Congratulations windfall! What a beautiful happy picture ❤


----------



## 3goldens2keep

Congrats...windfair! I had a good picture of our new pup, but your's was just too cute to beat!


----------



## Ivyacres

*June
Summer Fun

Riley's Mom







*


----------



## Deborus12

Congratulations Riley's Mom! That photo was priceless


----------



## Ivyacres

*July
What's That

Annef








*


----------



## Ivyacres

*August
Best Gardener

3Pebs3








*


----------



## Deborus12

Congratulations 3Pebs3 ! That picture is hysterical


----------



## 3goldens2keep

Great picture, it was impossible to beat! A great dog is at the end of that tail, I think! Congrats!


----------



## Ivyacres

*September
I Love Food

JulesAK*


----------



## Deborus12

JulesAK, I love this photo and that sweet face. Congratulations 👏


----------



## Garyandrobyn

Lily enjoying doggy day care


----------



## skay22

When will you be having another contest?


----------



## Ivyacres

Hannah09 said:


> When will you be having another contest?

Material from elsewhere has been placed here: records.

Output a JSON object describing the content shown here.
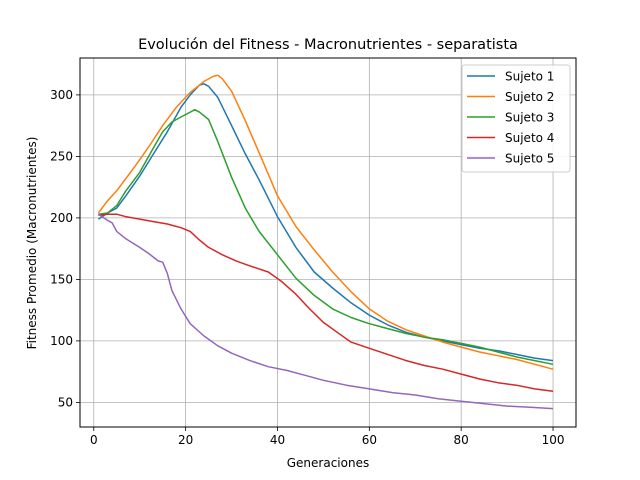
{
  "chart_data": {
    "type": "line",
    "title": "Evolución del Fitness - Macronutrientes - separatista",
    "xlabel": "Generaciones",
    "ylabel": "Fitness Promedio (Macronutrientes)",
    "xlim": [
      -3,
      105
    ],
    "ylim": [
      30,
      330
    ],
    "xticks": [
      0,
      20,
      40,
      60,
      80,
      100
    ],
    "yticks": [
      50,
      100,
      150,
      200,
      250,
      300
    ],
    "grid": true,
    "legend_position": "top-right",
    "series": [
      {
        "name": "Sujeto 1",
        "color": "#1f77b4",
        "points": [
          [
            1,
            199
          ],
          [
            3,
            204
          ],
          [
            5,
            208
          ],
          [
            7,
            218
          ],
          [
            10,
            234
          ],
          [
            13,
            252
          ],
          [
            16,
            270
          ],
          [
            19,
            290
          ],
          [
            21,
            300
          ],
          [
            23,
            308
          ],
          [
            24,
            309
          ],
          [
            25,
            307
          ],
          [
            27,
            298
          ],
          [
            30,
            275
          ],
          [
            33,
            252
          ],
          [
            36,
            231
          ],
          [
            40,
            201
          ],
          [
            44,
            176
          ],
          [
            48,
            156
          ],
          [
            52,
            143
          ],
          [
            56,
            131
          ],
          [
            60,
            121
          ],
          [
            64,
            113
          ],
          [
            68,
            107
          ],
          [
            72,
            103
          ],
          [
            76,
            100
          ],
          [
            80,
            97
          ],
          [
            84,
            94
          ],
          [
            88,
            92
          ],
          [
            92,
            89
          ],
          [
            96,
            86
          ],
          [
            100,
            84
          ]
        ]
      },
      {
        "name": "Sujeto 2",
        "color": "#ff7f0e",
        "points": [
          [
            1,
            204
          ],
          [
            3,
            214
          ],
          [
            5,
            222
          ],
          [
            7,
            232
          ],
          [
            9,
            242
          ],
          [
            12,
            258
          ],
          [
            15,
            275
          ],
          [
            18,
            290
          ],
          [
            21,
            302
          ],
          [
            24,
            311
          ],
          [
            26,
            315
          ],
          [
            27,
            316
          ],
          [
            28,
            313
          ],
          [
            30,
            303
          ],
          [
            33,
            279
          ],
          [
            36,
            253
          ],
          [
            40,
            218
          ],
          [
            44,
            193
          ],
          [
            48,
            174
          ],
          [
            52,
            156
          ],
          [
            56,
            140
          ],
          [
            60,
            126
          ],
          [
            64,
            116
          ],
          [
            68,
            109
          ],
          [
            72,
            104
          ],
          [
            76,
            99
          ],
          [
            80,
            95
          ],
          [
            84,
            91
          ],
          [
            88,
            88
          ],
          [
            92,
            85
          ],
          [
            96,
            81
          ],
          [
            100,
            77
          ]
        ]
      },
      {
        "name": "Sujeto 3",
        "color": "#2ca02c",
        "points": [
          [
            1,
            203
          ],
          [
            3,
            204
          ],
          [
            5,
            210
          ],
          [
            7,
            222
          ],
          [
            10,
            237
          ],
          [
            13,
            257
          ],
          [
            15,
            270
          ],
          [
            17,
            278
          ],
          [
            19,
            282
          ],
          [
            21,
            286
          ],
          [
            22,
            288
          ],
          [
            23,
            286
          ],
          [
            25,
            280
          ],
          [
            27,
            262
          ],
          [
            30,
            233
          ],
          [
            33,
            208
          ],
          [
            36,
            189
          ],
          [
            40,
            170
          ],
          [
            44,
            151
          ],
          [
            48,
            137
          ],
          [
            52,
            126
          ],
          [
            56,
            119
          ],
          [
            60,
            114
          ],
          [
            64,
            110
          ],
          [
            68,
            106
          ],
          [
            72,
            103
          ],
          [
            76,
            101
          ],
          [
            80,
            98
          ],
          [
            84,
            95
          ],
          [
            88,
            91
          ],
          [
            92,
            87
          ],
          [
            96,
            84
          ],
          [
            100,
            81
          ]
        ]
      },
      {
        "name": "Sujeto 4",
        "color": "#d62728",
        "points": [
          [
            1,
            202
          ],
          [
            3,
            203
          ],
          [
            5,
            203
          ],
          [
            7,
            201
          ],
          [
            10,
            199
          ],
          [
            13,
            197
          ],
          [
            16,
            195
          ],
          [
            19,
            192
          ],
          [
            21,
            189
          ],
          [
            23,
            182
          ],
          [
            25,
            176
          ],
          [
            28,
            170
          ],
          [
            31,
            165
          ],
          [
            34,
            161
          ],
          [
            38,
            156
          ],
          [
            41,
            148
          ],
          [
            44,
            138
          ],
          [
            47,
            126
          ],
          [
            50,
            115
          ],
          [
            53,
            107
          ],
          [
            56,
            99
          ],
          [
            60,
            94
          ],
          [
            64,
            89
          ],
          [
            68,
            84
          ],
          [
            72,
            80
          ],
          [
            76,
            77
          ],
          [
            80,
            73
          ],
          [
            84,
            69
          ],
          [
            88,
            66
          ],
          [
            92,
            64
          ],
          [
            96,
            61
          ],
          [
            100,
            59
          ]
        ]
      },
      {
        "name": "Sujeto 5",
        "color": "#9467bd",
        "points": [
          [
            1,
            203
          ],
          [
            3,
            198
          ],
          [
            4,
            196
          ],
          [
            5,
            189
          ],
          [
            7,
            183
          ],
          [
            10,
            176
          ],
          [
            12,
            171
          ],
          [
            14,
            165
          ],
          [
            15,
            164
          ],
          [
            16,
            155
          ],
          [
            17,
            141
          ],
          [
            19,
            126
          ],
          [
            21,
            114
          ],
          [
            24,
            104
          ],
          [
            27,
            96
          ],
          [
            30,
            90
          ],
          [
            34,
            84
          ],
          [
            38,
            79
          ],
          [
            42,
            76
          ],
          [
            46,
            72
          ],
          [
            50,
            68
          ],
          [
            55,
            64
          ],
          [
            60,
            61
          ],
          [
            65,
            58
          ],
          [
            70,
            56
          ],
          [
            75,
            53
          ],
          [
            80,
            51
          ],
          [
            85,
            49
          ],
          [
            90,
            47
          ],
          [
            95,
            46
          ],
          [
            100,
            45
          ]
        ]
      }
    ]
  }
}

Each monthly photo contest usually begins on the 1st of the month. The winner of the previous month's contest gets to choose the theme!


----------



## Ivyacres

*October Photo Contest
Colors of Fall

JDandBigAm*


----------



## Deborus12

*Congratulations JDandBigAm! Such a sweet picture...such a sweet face.*


----------



## skay22

Congrats! What a beautiful picture!


----------



## Ivyacres

*November
Goldens and Their Sticks

Ivyacres








*


----------



## FurdogDad

Congrats Ivy! I'm glad Honey won. She looked so proud of that stick...


----------



## Deborus12

Congratulations! That was a stunning photo.


----------



## swishywagga

Love this photo, those flying ears are wonderful too, congratulations Debbie, Honey is proudly blushing at the bridge! x


----------



## CAROLINA MOM

Congratulations Ivyacres!


----------



## Ivyacres

Thank you, that was one of my favorite pictures of our girl.


----------



## skay22

Congrats Ivyacres! Photo was breathtaking!


----------



## Ivyacres

*December
Holiday Happiness

kh79








*


----------



## CAROLINA MOM

Congratulations kh79!


----------



## FurdogDad

Congrats kh79! That was a great photo with Santa.


----------



## Deborus12

Congratulations kh79! That picture is definitely Golden happiness 😊


----------



## swishywagga

Congratulations *kh79, such a lovely photo!.*


----------